1) How would each thinker answer the question: how does one know they are not a brain in a vat?
2) What are the distinctive features of the rationalist and empiricist approaches to human knowledge?
3) How does each approach account for the fact that things are not always as they appear to be?

The conversation style should be done similar to a Socratic Dialogue  as illustrated in either the Apology or the Republic from the introduction or chapter 2, in which Socrates cross-examines his interlocutor using the dialectical method. Incorporate the class material whenever it is appropriate. Remember, your primary objective is to communicate that you have read, thought about, and understood in some detail the rationalist and empiricist positions as developed in chapters two and three.

Moreover, feel free to do any outside research to supplement your dialogue. I only ask that you properly cite any and all of your sources (including the textbook) and include only sources that have scholarly credentials (i.e., no websites!!! you may only use peer-reviewed journal articles and books from academic presses)

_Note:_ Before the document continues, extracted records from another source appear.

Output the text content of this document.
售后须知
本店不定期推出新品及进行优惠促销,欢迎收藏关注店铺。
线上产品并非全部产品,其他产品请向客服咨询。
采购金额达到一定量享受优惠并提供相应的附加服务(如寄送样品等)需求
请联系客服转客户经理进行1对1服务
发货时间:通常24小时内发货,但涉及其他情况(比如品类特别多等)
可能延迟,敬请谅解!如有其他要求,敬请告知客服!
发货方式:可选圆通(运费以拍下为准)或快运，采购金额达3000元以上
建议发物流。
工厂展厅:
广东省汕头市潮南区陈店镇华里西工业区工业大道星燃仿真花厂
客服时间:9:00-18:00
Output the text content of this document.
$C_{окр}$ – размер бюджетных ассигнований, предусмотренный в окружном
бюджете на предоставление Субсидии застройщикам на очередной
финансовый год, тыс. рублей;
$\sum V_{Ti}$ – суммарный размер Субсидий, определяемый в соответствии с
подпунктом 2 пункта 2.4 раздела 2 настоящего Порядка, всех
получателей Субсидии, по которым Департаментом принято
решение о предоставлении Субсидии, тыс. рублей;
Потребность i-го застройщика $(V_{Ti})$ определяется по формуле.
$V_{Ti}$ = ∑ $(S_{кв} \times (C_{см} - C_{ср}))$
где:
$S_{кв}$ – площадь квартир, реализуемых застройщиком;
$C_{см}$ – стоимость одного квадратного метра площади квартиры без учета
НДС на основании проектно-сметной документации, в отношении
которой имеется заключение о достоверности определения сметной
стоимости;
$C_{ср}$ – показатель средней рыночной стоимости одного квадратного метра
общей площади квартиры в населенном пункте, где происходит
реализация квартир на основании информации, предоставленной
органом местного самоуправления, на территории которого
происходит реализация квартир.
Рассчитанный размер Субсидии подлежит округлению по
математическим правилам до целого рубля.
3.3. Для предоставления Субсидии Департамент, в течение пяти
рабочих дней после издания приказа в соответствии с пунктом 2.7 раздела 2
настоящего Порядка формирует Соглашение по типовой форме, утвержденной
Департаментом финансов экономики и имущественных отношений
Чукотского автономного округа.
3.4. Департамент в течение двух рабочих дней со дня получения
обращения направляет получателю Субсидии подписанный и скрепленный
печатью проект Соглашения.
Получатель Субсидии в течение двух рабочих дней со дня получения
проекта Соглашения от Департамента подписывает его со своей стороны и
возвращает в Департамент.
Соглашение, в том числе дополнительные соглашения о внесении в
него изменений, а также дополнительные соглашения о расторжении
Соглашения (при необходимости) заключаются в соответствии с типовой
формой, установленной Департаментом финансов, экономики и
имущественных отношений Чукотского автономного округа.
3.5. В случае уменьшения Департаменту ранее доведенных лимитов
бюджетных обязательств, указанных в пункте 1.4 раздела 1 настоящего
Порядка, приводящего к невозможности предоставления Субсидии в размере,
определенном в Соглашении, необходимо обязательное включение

Furthermore, I would encourage you to be creative with this assignment. Im not only looking for a substantive conversation between characters but also an interesting one!!! You are free to set up the dialogue anyway you wish, putting your characters in the setting of your choosing (using a narrator at the beginning is fine). However, I do want the characters to stay on topic the whole time and not waste large parts of the dialogue using dressed up, flowery, or poetic language. Be sure that each section of the dialogue has a clear theme and refrains from bouncing around from point to point without a clear direction or structure.